BY STEVE BORN
I’ve written several articles that discuss the health benefits of drinking coffee, including:
- Coffee Protects Your DNA!
- Coffee Drinkers Enjoy Lower Risk of Diabetes
- Coffee Helps Protect Against Cognitive Decline
- Coffee Drinkers Live Longer
A recent study that caught me by surprise showed that men and women who drank 2-3 cups of coffee daily had lower blood pressure than those who didn't consume coffee. 
Nearly 3,000 participants, all free from cardiovascular disease, were enrolled initially in the Brisighella Heart Study (BHS) in 1972. This particular study included over 1,500 of those participants. A year before the 1972 study, participants answered questionnaires regarding the number of cups of coffee they consumed daily. Clinical evaluations of these participants were conducted every four years and included measurement of peripheral blood pressure, central aortic blood pressure, and more.
NOTE: Central aortic systolic blood pressure (CBP) is the pressure seen by the heart, the brain, and the kidneys. If properly measured, cSBP is more closely associated with hypertension-mediated organ damage and prognosis than cuff-to-intraarterial brachial SBP (bSBP). 

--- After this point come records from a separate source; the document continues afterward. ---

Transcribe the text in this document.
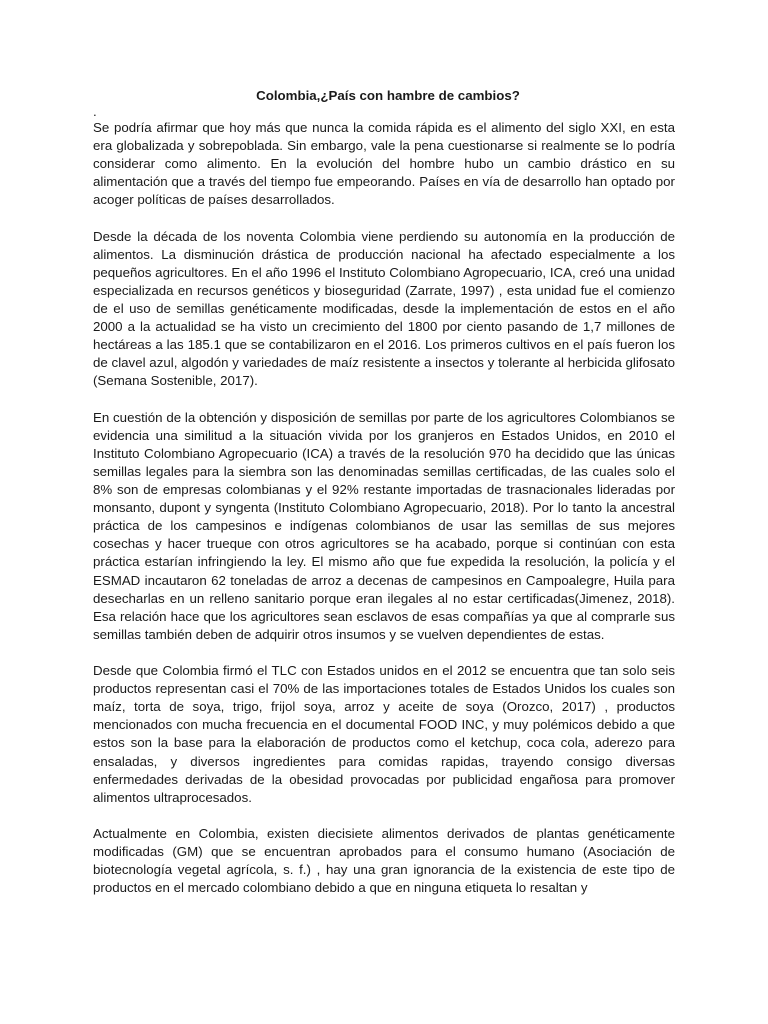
Colombia,¿País con hambre de cambios?

.

Se podría afirmar que hoy más que nunca la comida rápida es el alimento del siglo XXI, en esta era globalizada y sobrepoblada. Sin embargo, vale la pena cuestionarse si realmente se lo podría considerar como alimento. En la evolución del hombre hubo un cambio drástico en su alimentación que a través del tiempo fue empeorando. Países en vía de desarrollo han optado por acoger políticas de países desarrollados.

Desde la década de los noventa Colombia viene perdiendo su autonomía en la producción de alimentos. La disminución drástica de producción nacional ha afectado especialmente a los pequeños agricultores. En el año 1996 el Instituto Colombiano Agropecuario, ICA, creó una unidad especializada en recursos genéticos y bioseguridad (Zarrate, 1997) , esta unidad fue el comienzo de el uso de semillas genéticamente modificadas, desde la implementación de estos en el año 2000 a la actualidad se ha visto un crecimiento del 1800 por ciento pasando de 1,7 millones de hectáreas a las 185.1 que se contabilizaron en el 2016. Los primeros cultivos en el país fueron los de clavel azul, algodón y variedades de maíz resistente a insectos y tolerante al herbicida glifosato (Semana Sostenible, 2017).

En cuestión de la obtención y disposición de semillas por parte de los agricultores Colombianos se evidencia una similitud a la situación vivida por los granjeros en Estados Unidos, en 2010 el Instituto Colombiano Agropecuario (ICA) a través de la resolución 970 ha decidido que las únicas semillas legales para la siembra son las denominadas semillas certificadas, de las cuales solo el 8% son de empresas colombianas y el 92% restante importadas de trasnacionales lideradas por monsanto, dupont y syngenta (Instituto Colombiano Agropecuario, 2018). Por lo tanto la ancestral práctica de los campesinos e indígenas colombianos de usar las semillas de sus mejores cosechas y hacer trueque con otros agricultores se ha acabado, porque si continúan con esta práctica estarían infringiendo la ley. El mismo año que fue expedida la resolución, la policía y el ESMAD incautaron 62 toneladas de arroz a decenas de campesinos en Campoalegre, Huila para desecharlas en un relleno sanitario porque eran ilegales al no estar certificadas(Jimenez, 2018). Esa relación hace que los agricultores sean esclavos de esas compañías ya que al comprarle sus semillas también deben de adquirir otros insumos y se vuelven dependientes de estas.

Desde que Colombia firmó el TLC con Estados unidos en el 2012 se encuentra que tan solo seis productos representan casi el 70% de las importaciones totales de Estados Unidos los cuales son maíz, torta de soya, trigo, frijol soya, arroz y aceite de soya (Orozco, 2017) , productos mencionados con mucha frecuencia en el documental FOOD INC, y muy polémicos debido a que estos son la base para la elaboración de productos como el ketchup, coca cola, aderezo para ensaladas, y diversos ingredientes para comidas rapidas, trayendo consigo diversas enfermedades derivadas de la obesidad provocadas por publicidad engañosa para promover alimentos ultraprocesados.

Actualmente en Colombia, existen diecisiete alimentos derivados de plantas genéticamente modificadas (GM) que se encuentran aprobados para el consumo humano (Asociación de biotecnología vegetal agrícola, s. f.) , hay una gran ignorancia de la existencia de este tipo de productos en el mercado colombiano debido a que en ninguna etiqueta lo resaltan y
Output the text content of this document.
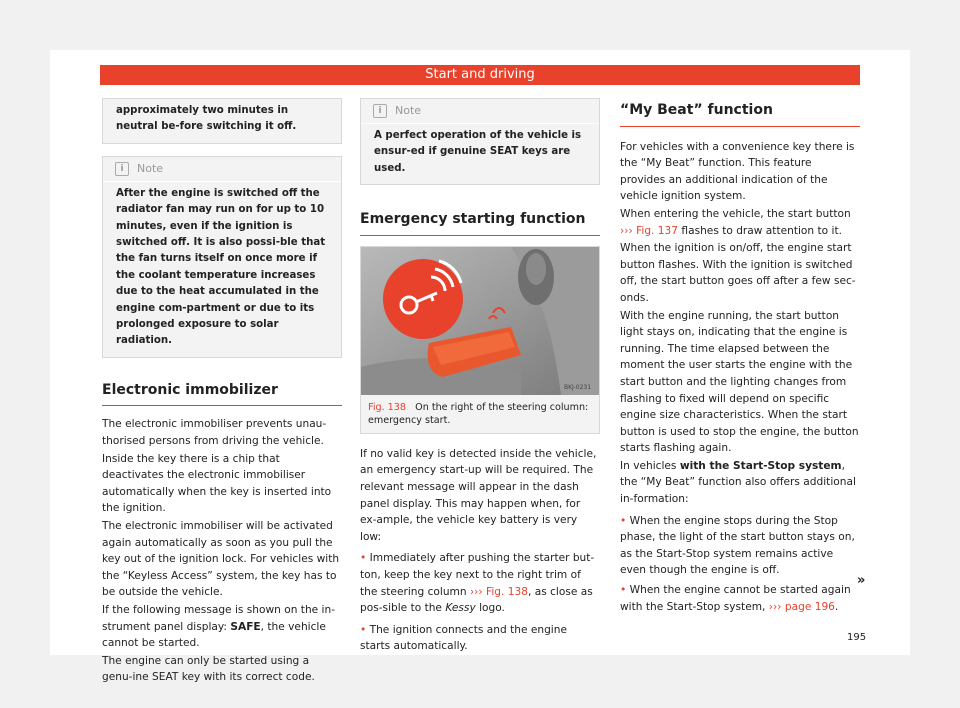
Start and driving
approximately two minutes in neutral be-fore switching it off.
i	Note
After the engine is switched off the radiator fan may run on for up to 10 minutes, even if the ignition is switched off. It is also possi-ble that the fan turns itself on once more if the coolant temperature increases due to the heat accumulated in the engine com-partment or due to its prolonged exposure to solar radiation.
Electronic immobilizer

The electronic immobiliser prevents unau-thorised persons from driving the vehicle.

Inside the key there is a chip that deactivates the electronic immobiliser automatically when the key is inserted into the ignition.

The electronic immobiliser will be activated again automatically as soon as you pull the key out of the ignition lock. For vehicles with the “Keyless Access” system, the key has to be outside the vehicle.

If the following message is shown on the in-strument panel display: SAFE, the vehicle cannot be started.

The engine can only be started using a genu-ine SEAT key with its correct code.

i	Note
A perfect operation of the vehicle is ensur-ed if genuine SEAT keys are used.
Emergency starting function
BKJ-0231
Fig. 138 On the right of the steering column: emergency start.

If no valid key is detected inside the vehicle, an emergency start-up will be required. The relevant message will appear in the dash panel display. This may happen when, for ex-ample, the vehicle key battery is very low:

• Immediately after pushing the starter but-ton, keep the key next to the right trim of the steering column ››› Fig. 138, as close as pos-sible to the Kessy logo.

• The ignition connects and the engine starts automatically.

“My Beat” function

For vehicles with a convenience key there is the “My Beat” function. This feature provides an additional indication of the vehicle ignition system.

When entering the vehicle, the start button ››› Fig. 137 flashes to draw attention to it.

When the ignition is on/off, the engine start button flashes. With the ignition is switched off, the start button goes off after a few sec-onds.

With the engine running, the start button light stays on, indicating that the engine is running. The time elapsed between the moment the user starts the engine with the start button and the lighting changes from flashing to fixed will depend on specific engine size characteristics. When the start button is used to stop the engine, the button starts flashing again.

In vehicles with the Start-Stop system, the “My Beat” function also offers additional in-formation:

• When the engine stops during the Stop phase, the light of the start button stays on, as the Start-Stop system remains active even though the engine is off.

• When the engine cannot be started again with the Start-Stop system, ››› page 196.

»
195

Lead study author Arrigo Cicero, M.D., Ph.D., states, “The results are very clear: peripheral blood pressure was significantly lower in individuals consuming one to three cups of coffee a day than in non-coffee drinkers. And for the first time, we were also able to confirm these effects with regard to the central aortic pressure, the one close to the heart, where we observed an almost identical phenomenon with entirely similar values for habitual coffee drinkers compared to non-coffee drinkers."
The researchers also noted, “In this study, we did not observe any clinically relevant association between arterial stiffness and self-reported daily coffee consumption…” (see Coffee—It’s A-OK for Your Arteries)
So what about caffeine? Dr. Cicero responds:
Effectively, caffeine is just one of the several bioactive compounds in coffee, which contains amounts of phenolic compounds (i.e., chlorogenic acids, cafestol, kahweol), alkaloids (trigonelline and, of course, caffeine), diterpenes (i.e., cafestol, kahweol) and other secondary metabolites all potentially involved in a large number of metabolic pathways in humans. Even though caffeine could increase BP levels (especially in individuals who usually do not drink coffee), the amount of coffee's bioactive compounds seems to counterbalance this effect with a final neutral-to-positive impact on BP.
Regarding decaf coffee, Dr. Cicero states that “we were not even able to estimate the consumption of decaffeinated coffee in our sample. However, considering the rural nature of the BHS population, it is possible to state with good approximation that most involved volunteers regularly drink caffeinated coffee.”